En el barullo que se ha armado en estos días con la ley migratoria estadunidense se han puesto de manifiesto muchas cosas y no precisamente a través del contenido de la ley. Sólo de sus alrededores.
No conozco el texto de la ley y por ello mismo me tengo que fundar en las generalidades que ahora abundan en la prensa, en el radio y en la televisión. Pero lo cierto es que no es el texto mismo el que me preocupa. Quizá sea el contexto, si es que sirve aquí esa palabra a veces usada en forma pedante.
Una primera impresión es que la ley es el producto de un Congreso mayoritariamente republicano con un presidente demócrata. Clinton vive dominado por esa mayoría y, por lo mismo, tiene que echar mano de todos los recursos para ir sobreviviendo. A veces los recursos le fallan, como es el caso, sin dejar de considerar que hoy en Estados Unidos el antimexicanismo o, dicho con más precisión, el rechazo a los inmigrantes, es la regla a partir de que el desempleo no es un fenómeno superado. Sus estadísticas, dicen allí mismo, no son confiables.
La segunda idea es que los estadunidenses, como los mexicanos o los que sean, tienen todo el derecho de fijar su política migratoria en cuanto condiciones de ingreso y, por lo mismo, todo el derecho del mundo de oponerse a la inmigración ilegal. Por la misma razón, también tienen derecho a expulsar a quienes ingresan ilegalmente. Ellos, nosotros (que lo hacemos, quizá con menor apego a la ley: por ahí hay un convenio de extradición de reciente firma con España, retroactivo y anticonstitucional) y todos los países pueden expulsar a quienes no tienen derecho a estar en su casa.
Hay dos peros, sin embargo. El primero es que con el pretexto de las expulsiones y de los ilícitos, se plantea el problema de que los legales deben tener cada vez menos derechos. Por ahí se cuela la famosa discriminación esencial, absolutamente injusta y, estoy seguro, contraria a los principios de igualdad que consagra la Constitución de Estados Unidos.

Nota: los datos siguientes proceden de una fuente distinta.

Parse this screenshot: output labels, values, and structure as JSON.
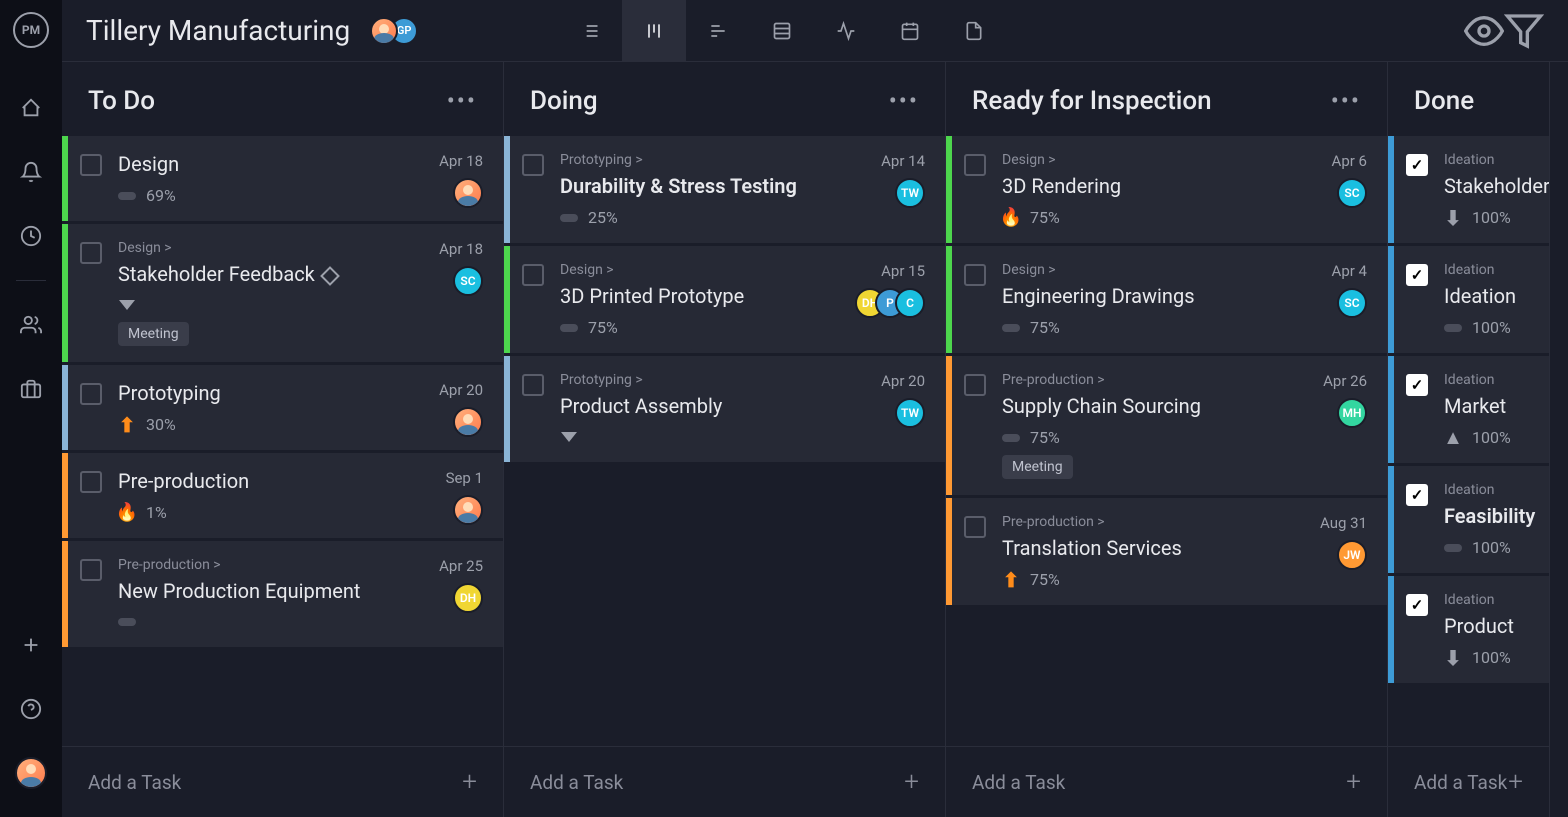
{
  "app_logo": "PM",
  "project_title": "Tillery Manufacturing",
  "header_avatars": [
    {
      "type": "img"
    },
    {
      "type": "text",
      "initials": "GP",
      "bg": "#3d9bd6"
    }
  ],
  "columns": [
    {
      "title": "To Do",
      "add_label": "Add a Task",
      "cards": [
        {
          "stripe": "#4dd64d",
          "title": "Design",
          "bold": false,
          "percent": "69%",
          "date": "Apr 18",
          "priority": "bar",
          "assignees": [
            {
              "type": "img"
            }
          ]
        },
        {
          "stripe": "#4dd64d",
          "crumb": "Design >",
          "title": "Stakeholder Feedback",
          "diamond": true,
          "date": "Apr 18",
          "priority": "chevron",
          "tag": "Meeting",
          "assignees": [
            {
              "type": "text",
              "initials": "SC",
              "bg": "#1abfe0"
            }
          ]
        },
        {
          "stripe": "#8ab4d6",
          "title": "Prototyping",
          "percent": "30%",
          "date": "Apr 20",
          "priority": "up",
          "assignees": [
            {
              "type": "img"
            }
          ]
        },
        {
          "stripe": "#ff9933",
          "title": "Pre-production",
          "percent": "1%",
          "date": "Sep 1",
          "priority": "flame",
          "assignees": [
            {
              "type": "img"
            }
          ]
        },
        {
          "stripe": "#ff9933",
          "crumb": "Pre-production >",
          "title": "New Production Equipment",
          "date": "Apr 25",
          "priority": "bar",
          "assignees": [
            {
              "type": "text",
              "initials": "DH",
              "bg": "#f0d633"
            }
          ]
        }
      ]
    },
    {
      "title": "Doing",
      "add_label": "Add a Task",
      "cards": [
        {
          "stripe": "#8ab4d6",
          "crumb": "Prototyping >",
          "title": "Durability & Stress Testing",
          "bold": true,
          "percent": "25%",
          "date": "Apr 14",
          "priority": "bar",
          "assignees": [
            {
              "type": "text",
              "initials": "TW",
              "bg": "#1abfe0"
            }
          ]
        },
        {
          "stripe": "#4dd64d",
          "crumb": "Design >",
          "title": "3D Printed Prototype",
          "percent": "75%",
          "date": "Apr 15",
          "priority": "bar",
          "assignees": [
            {
              "type": "text",
              "initials": "DH",
              "bg": "#f0d633"
            },
            {
              "type": "text",
              "initials": "P",
              "bg": "#3d9bd6"
            },
            {
              "type": "text",
              "initials": "C",
              "bg": "#1abfe0"
            }
          ]
        },
        {
          "stripe": "#8ab4d6",
          "crumb": "Prototyping >",
          "title": "Product Assembly",
          "date": "Apr 20",
          "priority": "chevron",
          "assignees": [
            {
              "type": "text",
              "initials": "TW",
              "bg": "#1abfe0"
            }
          ]
        }
      ]
    },
    {
      "title": "Ready for Inspection",
      "add_label": "Add a Task",
      "cards": [
        {
          "stripe": "#4dd64d",
          "crumb": "Design >",
          "title": "3D Rendering",
          "percent": "75%",
          "date": "Apr 6",
          "priority": "flame",
          "assignees": [
            {
              "type": "text",
              "initials": "SC",
              "bg": "#1abfe0"
            }
          ]
        },
        {
          "stripe": "#4dd64d",
          "crumb": "Design >",
          "title": "Engineering Drawings",
          "percent": "75%",
          "date": "Apr 4",
          "priority": "bar",
          "assignees": [
            {
              "type": "text",
              "initials": "SC",
              "bg": "#1abfe0"
            }
          ]
        },
        {
          "stripe": "#ff9933",
          "crumb": "Pre-production >",
          "title": "Supply Chain Sourcing",
          "percent": "75%",
          "date": "Apr 26",
          "priority": "bar",
          "tag": "Meeting",
          "assignees": [
            {
              "type": "text",
              "initials": "MH",
              "bg": "#33d6a0"
            }
          ]
        },
        {
          "stripe": "#ff9933",
          "crumb": "Pre-production >",
          "title": "Translation Services",
          "percent": "75%",
          "date": "Aug 31",
          "priority": "up",
          "assignees": [
            {
              "type": "text",
              "initials": "JW",
              "bg": "#ff9933"
            }
          ]
        }
      ]
    },
    {
      "title": "Done",
      "narrow": true,
      "add_label": "Add a Task",
      "cards": [
        {
          "stripe": "#3d9bd6",
          "crumb": "Ideation",
          "title": "Stakeholder",
          "done": true,
          "percent": "100%",
          "priority": "down"
        },
        {
          "stripe": "#3d9bd6",
          "crumb": "Ideation",
          "title": "Ideation",
          "done": true,
          "percent": "100%",
          "priority": "bar"
        },
        {
          "stripe": "#3d9bd6",
          "crumb": "Ideation",
          "title": "Market",
          "done": true,
          "percent": "100%",
          "priority": "upgray"
        },
        {
          "stripe": "#3d9bd6",
          "crumb": "Ideation",
          "title": "Feasibility",
          "bold": true,
          "done": true,
          "percent": "100%",
          "priority": "bar"
        },
        {
          "stripe": "#3d9bd6",
          "crumb": "Ideation",
          "title": "Product",
          "done": true,
          "percent": "100%",
          "priority": "down"
        }
      ]
    }
  ]
}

Pero hay más. A principios de agosto de 1993, después de un largo mes en el Hotel Madison de Washington, discu-tíamos con la delegación estadunidense y con la canadiense, bajo la atinada y enérgica dirección de Norma Samaniego, jefa de nuestra mínima delegación laboral, los puntos finales del Acuerdo de Cooperación Laboral anexo al TLC. No recuerdo con precisión si fue la última noche o la anterior cuando logramos la aprobación de un texto que ahora hay que volver a leer. Se trataba del último punto de los Once Principios Laborales que integran el Anexo 1 del ACLAN.

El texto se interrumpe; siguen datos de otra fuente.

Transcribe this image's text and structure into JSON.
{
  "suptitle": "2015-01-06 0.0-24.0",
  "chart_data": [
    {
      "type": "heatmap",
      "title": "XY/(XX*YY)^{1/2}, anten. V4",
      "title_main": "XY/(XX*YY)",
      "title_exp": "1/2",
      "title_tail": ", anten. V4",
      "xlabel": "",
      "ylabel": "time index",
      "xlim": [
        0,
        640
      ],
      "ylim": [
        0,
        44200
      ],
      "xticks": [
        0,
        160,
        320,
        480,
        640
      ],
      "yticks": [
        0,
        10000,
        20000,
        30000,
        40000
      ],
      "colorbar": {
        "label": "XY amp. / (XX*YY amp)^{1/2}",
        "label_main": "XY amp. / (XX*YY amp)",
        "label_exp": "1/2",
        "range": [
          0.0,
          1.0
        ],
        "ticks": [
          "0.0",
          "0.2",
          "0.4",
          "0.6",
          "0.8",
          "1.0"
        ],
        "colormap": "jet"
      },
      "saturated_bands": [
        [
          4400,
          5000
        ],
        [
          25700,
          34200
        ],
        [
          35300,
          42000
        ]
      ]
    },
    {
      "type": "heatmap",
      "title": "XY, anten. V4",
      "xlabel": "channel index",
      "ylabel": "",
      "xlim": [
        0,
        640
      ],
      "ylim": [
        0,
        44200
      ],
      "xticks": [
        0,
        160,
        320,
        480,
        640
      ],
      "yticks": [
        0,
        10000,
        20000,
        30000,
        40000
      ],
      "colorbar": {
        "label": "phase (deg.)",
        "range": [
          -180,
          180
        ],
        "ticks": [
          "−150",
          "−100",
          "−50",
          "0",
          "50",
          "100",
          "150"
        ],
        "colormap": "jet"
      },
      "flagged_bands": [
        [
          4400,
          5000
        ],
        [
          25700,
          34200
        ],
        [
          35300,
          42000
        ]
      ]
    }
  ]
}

Bajo el enunciado ``11. Protección de los trabajadores migratorios'', se aprobó y forma parte del documento la siguiente obligación asumida por las partes: ``Proporcionar a los trabajadores migratorios en territorio de cualquiera de las Partes la misma protección legal que a sus nacionales, respecto a las condiciones de trabajo''.
Como puede verse, no se exigió la estancia legal sino, únicamente, la condición de trabajador migratorio. Y la regla, rotunda, es que no se pueden establecer discriminaciones, a su vez prohibidas en el Principio 7 (Eliminación de la discriminación en el empleo), en las condiciones de trabajo. Y éstas, les guste o no a los desmemoriados legisladores estadunidenses y al desmemoriado presidente Clinton, sancionador de la ley, implican desde el pago del salario hasta las condiciones de seguridad social y atenciones médicas a los trabajadores.
Se podrá argumentar, tal vez, que el enunciado que precede a los Principios en el ACLAN sólo dice que ``Los siguientes son lineamientos que las Partes se comprometen a promover, bajo las condiciones que establezca su legislación interna, sin que constituyan normas comunes mínimas para dicha legislación...''.
Pero para mí no cabe duda de que se trata de principios fundamentales, al grado de que los mismos estadunidenses, en diferentes expedientes que se han ventilado en la Oficina Administrativa Laboral de Estados Unidos, los han invocado en contra nuestra, al menos los relativos a la libertad sindical y al derecho de huelga.
¿No se podría recordar a los estadunidenses su compromiso internacional?